More young Americans—58,000—died in Vietnam than went to jail for refusing to serve or moved to Canada. By comparison, estimates of the number of Vietnamese who died range from 1 million to as many as 3 million. 

Popular stereotypes about Vietnam vets do them an injustice. “Many of those who served may have been unwilling, but they did not consider themselves hapless victims nor were they racist psychopaths,” Wright explains. “They came home quietly and stepped aside quickly, except perhaps for those who joined in antiwar activities.” For all the acts of courage and sacrifice, “there was relatively little enthusiasm for publicizing those accounts—or, revealingly, perhaps even less interest in hearing them. The result was a hard and impersonal narrative with few publicly celebrated military heroes and an often difficult and lonely homecoming.”  

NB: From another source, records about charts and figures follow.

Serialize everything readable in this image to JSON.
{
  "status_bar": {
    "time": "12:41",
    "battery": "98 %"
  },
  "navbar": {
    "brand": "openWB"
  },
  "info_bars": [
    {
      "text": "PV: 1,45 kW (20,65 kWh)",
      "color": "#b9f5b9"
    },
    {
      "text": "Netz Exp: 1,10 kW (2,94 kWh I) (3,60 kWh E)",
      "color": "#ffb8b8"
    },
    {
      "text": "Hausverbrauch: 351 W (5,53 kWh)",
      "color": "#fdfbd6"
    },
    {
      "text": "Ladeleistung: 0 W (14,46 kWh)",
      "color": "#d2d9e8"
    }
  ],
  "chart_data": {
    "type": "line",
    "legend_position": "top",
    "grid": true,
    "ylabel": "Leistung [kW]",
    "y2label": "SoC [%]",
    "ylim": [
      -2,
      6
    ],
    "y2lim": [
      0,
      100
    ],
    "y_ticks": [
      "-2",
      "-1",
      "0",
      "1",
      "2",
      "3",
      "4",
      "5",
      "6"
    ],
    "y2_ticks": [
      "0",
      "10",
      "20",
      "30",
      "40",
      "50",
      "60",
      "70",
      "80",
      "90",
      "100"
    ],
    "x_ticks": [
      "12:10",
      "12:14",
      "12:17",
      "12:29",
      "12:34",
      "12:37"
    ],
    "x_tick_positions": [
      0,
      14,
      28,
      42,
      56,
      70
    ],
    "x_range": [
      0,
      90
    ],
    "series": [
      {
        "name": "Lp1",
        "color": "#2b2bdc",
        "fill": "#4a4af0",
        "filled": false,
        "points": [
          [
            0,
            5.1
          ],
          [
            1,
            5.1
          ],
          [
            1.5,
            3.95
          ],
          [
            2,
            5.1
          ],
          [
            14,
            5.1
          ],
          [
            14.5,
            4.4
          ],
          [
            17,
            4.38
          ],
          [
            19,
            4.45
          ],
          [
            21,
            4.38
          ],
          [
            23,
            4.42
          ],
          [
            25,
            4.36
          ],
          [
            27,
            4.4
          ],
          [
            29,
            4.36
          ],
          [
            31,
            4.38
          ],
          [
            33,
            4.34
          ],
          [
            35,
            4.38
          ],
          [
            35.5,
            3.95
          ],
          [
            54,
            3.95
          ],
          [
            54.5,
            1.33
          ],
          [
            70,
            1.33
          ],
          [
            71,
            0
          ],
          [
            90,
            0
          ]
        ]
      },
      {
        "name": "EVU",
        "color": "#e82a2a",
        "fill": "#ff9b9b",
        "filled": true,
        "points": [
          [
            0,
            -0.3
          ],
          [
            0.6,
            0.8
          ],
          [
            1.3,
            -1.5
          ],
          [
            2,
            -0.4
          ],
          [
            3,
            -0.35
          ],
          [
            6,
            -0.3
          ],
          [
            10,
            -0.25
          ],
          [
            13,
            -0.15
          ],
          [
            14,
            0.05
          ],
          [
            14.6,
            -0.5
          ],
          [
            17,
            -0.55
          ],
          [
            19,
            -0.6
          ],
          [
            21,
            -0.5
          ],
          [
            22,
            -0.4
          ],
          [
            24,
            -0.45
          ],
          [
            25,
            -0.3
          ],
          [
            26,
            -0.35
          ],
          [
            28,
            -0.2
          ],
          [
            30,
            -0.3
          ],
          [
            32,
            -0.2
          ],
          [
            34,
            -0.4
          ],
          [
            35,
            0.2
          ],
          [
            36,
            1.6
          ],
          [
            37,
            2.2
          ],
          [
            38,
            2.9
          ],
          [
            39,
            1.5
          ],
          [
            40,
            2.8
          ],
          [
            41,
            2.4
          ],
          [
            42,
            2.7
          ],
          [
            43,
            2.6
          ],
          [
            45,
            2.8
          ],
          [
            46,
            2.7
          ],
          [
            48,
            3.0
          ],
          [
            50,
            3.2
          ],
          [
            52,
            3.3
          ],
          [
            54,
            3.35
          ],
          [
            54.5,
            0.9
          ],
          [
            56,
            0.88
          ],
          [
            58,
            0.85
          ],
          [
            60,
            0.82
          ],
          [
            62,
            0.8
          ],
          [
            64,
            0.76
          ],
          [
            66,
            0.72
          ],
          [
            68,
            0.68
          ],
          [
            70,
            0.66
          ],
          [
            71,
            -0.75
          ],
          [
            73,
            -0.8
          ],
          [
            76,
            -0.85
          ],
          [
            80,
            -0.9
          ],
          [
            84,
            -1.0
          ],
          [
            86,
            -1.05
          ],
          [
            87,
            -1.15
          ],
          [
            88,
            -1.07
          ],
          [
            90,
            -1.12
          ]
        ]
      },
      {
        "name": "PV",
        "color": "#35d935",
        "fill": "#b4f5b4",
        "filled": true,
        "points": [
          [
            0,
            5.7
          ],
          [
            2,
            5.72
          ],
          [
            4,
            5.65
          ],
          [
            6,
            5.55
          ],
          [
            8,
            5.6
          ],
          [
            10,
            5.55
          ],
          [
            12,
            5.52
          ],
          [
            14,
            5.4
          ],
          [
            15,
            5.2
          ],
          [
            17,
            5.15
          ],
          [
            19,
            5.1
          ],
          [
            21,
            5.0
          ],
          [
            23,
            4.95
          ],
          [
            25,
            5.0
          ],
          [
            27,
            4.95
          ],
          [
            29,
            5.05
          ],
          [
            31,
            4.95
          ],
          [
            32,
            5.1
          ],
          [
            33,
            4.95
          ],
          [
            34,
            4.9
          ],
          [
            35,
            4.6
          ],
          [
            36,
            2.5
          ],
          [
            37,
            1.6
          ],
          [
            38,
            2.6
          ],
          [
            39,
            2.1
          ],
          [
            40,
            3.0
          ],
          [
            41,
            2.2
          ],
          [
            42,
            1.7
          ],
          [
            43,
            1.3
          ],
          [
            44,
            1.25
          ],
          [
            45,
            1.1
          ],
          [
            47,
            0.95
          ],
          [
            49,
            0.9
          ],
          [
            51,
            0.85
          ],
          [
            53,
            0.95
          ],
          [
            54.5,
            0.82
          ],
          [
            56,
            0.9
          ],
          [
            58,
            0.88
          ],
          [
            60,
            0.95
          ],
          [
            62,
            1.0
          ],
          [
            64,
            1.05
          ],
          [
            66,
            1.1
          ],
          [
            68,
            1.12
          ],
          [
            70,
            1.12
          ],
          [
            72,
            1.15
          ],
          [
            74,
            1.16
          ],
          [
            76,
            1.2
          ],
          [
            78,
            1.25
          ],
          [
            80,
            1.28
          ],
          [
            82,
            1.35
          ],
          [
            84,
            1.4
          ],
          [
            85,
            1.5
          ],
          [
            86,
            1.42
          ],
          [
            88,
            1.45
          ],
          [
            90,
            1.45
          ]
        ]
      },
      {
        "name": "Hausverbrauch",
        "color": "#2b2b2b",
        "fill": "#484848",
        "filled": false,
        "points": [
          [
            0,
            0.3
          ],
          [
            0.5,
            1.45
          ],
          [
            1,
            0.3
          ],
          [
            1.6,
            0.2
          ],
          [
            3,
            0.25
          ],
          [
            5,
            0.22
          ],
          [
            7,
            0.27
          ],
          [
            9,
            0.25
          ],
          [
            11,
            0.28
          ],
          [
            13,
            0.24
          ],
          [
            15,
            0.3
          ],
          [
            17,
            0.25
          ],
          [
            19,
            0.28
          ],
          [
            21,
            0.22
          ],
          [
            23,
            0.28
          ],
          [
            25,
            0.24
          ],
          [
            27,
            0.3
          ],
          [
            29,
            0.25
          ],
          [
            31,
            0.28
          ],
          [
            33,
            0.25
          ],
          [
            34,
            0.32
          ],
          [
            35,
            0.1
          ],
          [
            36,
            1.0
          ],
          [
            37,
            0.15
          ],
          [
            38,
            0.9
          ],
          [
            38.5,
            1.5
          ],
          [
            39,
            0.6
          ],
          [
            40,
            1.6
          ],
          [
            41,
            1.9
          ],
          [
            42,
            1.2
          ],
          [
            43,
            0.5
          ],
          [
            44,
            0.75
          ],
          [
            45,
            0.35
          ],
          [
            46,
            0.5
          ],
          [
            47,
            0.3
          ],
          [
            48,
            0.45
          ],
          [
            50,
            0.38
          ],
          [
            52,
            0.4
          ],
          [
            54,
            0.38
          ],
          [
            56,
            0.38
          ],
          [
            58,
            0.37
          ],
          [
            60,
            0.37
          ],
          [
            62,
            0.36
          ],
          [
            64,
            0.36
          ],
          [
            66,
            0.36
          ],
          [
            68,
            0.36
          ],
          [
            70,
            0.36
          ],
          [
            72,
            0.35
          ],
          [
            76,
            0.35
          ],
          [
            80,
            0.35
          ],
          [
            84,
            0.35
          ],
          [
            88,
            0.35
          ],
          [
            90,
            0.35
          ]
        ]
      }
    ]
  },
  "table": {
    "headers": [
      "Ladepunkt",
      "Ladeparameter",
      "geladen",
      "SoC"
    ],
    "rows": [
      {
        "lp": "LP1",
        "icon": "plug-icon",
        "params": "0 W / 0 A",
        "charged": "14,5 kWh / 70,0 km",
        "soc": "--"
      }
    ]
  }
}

In reviving their stories, Wright extends to Vietnam vets the respect and affection long overdue for those who served in one of America’s least popular wars, and for their next of kin. As he tells it, it is not too late to care. This is a compelling book that you’ll read fighting off tears or outrage, with compassion for a neglected generation that deserved so much better.                 

Christopher S. Wren covered Vietnam as a war correspondent from 1965 to 1970. He went on to work for The New York Times for nearly 29 years. Enduring Vietnam will be published April 4 by Thomas Dunne/St. Martin’s Press.